Species of flowering plant

Wurmbea tenella, common name - eight nancy, is a perennial herb in the Colchicaceae family that is native to Western Australia.

== Description ==
Wurmbea tenella grows to 10 cm tall. It has three well separated leaves (or the upper two may be close together below the flower). It has one bisexual flower (occasionally two). The perianth is 6 to 7 mm long with usually 6, 7 or 8 tepals. These are joined for less than a fifth of their length, and are white, often with a pink flushing. The stamens are about 2/3 the length of the perianth.

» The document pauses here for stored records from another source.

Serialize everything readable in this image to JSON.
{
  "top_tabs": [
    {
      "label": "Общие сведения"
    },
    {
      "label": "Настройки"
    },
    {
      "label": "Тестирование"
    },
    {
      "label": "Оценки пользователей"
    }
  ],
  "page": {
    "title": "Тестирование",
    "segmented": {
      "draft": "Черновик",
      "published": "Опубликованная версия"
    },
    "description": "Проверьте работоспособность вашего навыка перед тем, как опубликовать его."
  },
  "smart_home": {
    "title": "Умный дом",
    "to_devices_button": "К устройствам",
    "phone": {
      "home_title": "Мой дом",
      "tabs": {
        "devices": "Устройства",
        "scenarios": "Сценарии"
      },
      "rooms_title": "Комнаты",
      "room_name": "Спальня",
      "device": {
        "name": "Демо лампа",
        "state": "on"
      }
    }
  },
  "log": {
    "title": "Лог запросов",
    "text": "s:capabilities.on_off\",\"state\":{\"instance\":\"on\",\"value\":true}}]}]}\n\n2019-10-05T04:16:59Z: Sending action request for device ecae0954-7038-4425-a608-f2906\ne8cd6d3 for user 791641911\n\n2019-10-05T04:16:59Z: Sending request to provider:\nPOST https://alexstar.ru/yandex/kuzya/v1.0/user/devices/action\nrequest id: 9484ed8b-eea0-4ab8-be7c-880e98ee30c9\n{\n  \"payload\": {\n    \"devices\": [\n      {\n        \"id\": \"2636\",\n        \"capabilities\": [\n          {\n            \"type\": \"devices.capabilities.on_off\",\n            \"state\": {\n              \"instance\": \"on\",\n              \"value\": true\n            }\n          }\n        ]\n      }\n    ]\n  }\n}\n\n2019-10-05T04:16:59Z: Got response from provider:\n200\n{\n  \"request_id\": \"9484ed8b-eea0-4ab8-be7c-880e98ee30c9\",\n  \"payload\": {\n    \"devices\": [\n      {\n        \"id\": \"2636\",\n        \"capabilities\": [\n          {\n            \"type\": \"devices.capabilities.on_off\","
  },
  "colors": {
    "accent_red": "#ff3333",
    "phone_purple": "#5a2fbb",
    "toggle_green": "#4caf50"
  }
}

The purple or red anthers are about 1 mm long, and the styles are free.

== Habitat ==
It grows in places which are seasonally wet, often on or near granite outcrops, but is also found on sandy plains, on salty red loam amongst chenopods, on limestone plains and in eucalypt woodlands.

== Taxonomy & naming ==
The species was first formally described in 1846 by Austrian botanist Stephen Endlicher in Plantae Preissianae, based on plant material found in the "damp and muddy sanddunes of the Swan River near the town of Perth". He gave it the name Anguillaria tenella. The species was transferred to the genus Wurmbea in 1878 by George Bentham.

The specific epithet, tenella, is a Latin adjective (tenellus, -a, -um) which describes the plant as "delicate".

== Conservation status ==
Wurmbea tenella is classified as "not threatened" by the Western Australian Government Department of Parks and Wildlife.